The future of travel guides

People talk about how the availability of free information on the Internet has sounded the death knell for publishers of printed travel guides.

Technology allows travelers to create a bespoke guide from reviews and information gathered from online media. Postings on crowd-sourced sites such as TripAdvisor offer an everyman alternative to traditional guides, which used to depend on regional experts and writers. So publishers too are moving online, setting up forums, encouraging you to send in photos and reviews, give comments and feedback.

This is surely good news for the traveler. For us, the point of a travel guide is to provide accurate, current information. We don't want to read a review of a hotel only to find it was written 4 years ago. Nor do we want to reach our destination with high expectations of visiting the local Michelin starred restaurant, only to find that it closed last year. The key selling point of online information is the ability to find current, accurate and reliable information.

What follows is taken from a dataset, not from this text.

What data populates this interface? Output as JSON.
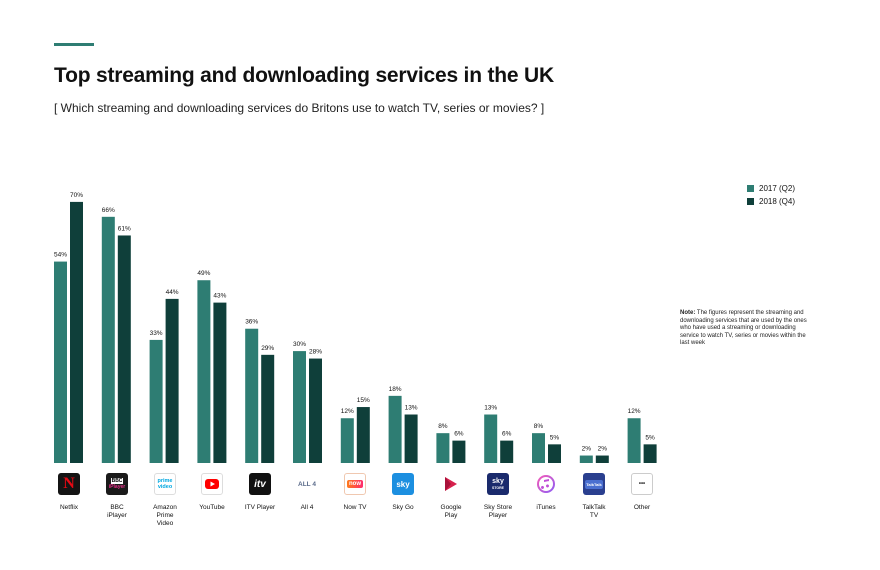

So we'd expect the traditional guide publishers to still offer valuable traveling advice, because surely they have procedures in place to check their information? Unfortunately our experience tells us otherwise. One well known online guide is still listing Ducasse's Bar et Boeuf restaurant for Monaco, even tho' it closed last year, replaced by Ducasse's Trattoria. OK, it's still Ducasse, but there's a big difference between the French equivalent of surf and turf, and the Italian staples of pasta and risotto, even if they are prepared by a master chef. Our sister site maBoum recently contacted the guide to update them. After a couple of weeks, we'd forgotten we even sent the message when a reply popped into our email inbox:

I’ve been trying to verify that Bar & Boeuf is now closed, but can’t seem to find any information on the web that confirms this. It’s not that we don’t trust you, but rather that it’s our policy to double-check information as a matter of course before changing it on our website.

If you know of a website or link to an article online that confirms what you've told us in your email, we’d be grateful if you could forward it to me. We will then be happy to make the necessary changes to our website.

We can't believe that this global company could not find anything to support news of this restaurant closure. A quick Google search shows several sources stating the change. We acknowledge that publishers of travel guides can't possibly have an employee in every single tourist destination of the world to keep track of changes. We also understand that this large corporation didn't know us from Adam and so would need to check we were telling the truth. But surely once they've been alerted, they will have someone on board, a curator if you like, who can do a quick online search, without even having to contact the local tourist board or restaurant to check?

Clearly not. So what does that augur for the survival of the travel guide book? Future success lies not only in technology, but also curation. Information providers must be able to verify facts and provide the most up to date information possible, and the business that can harness technology to do this will be the winner.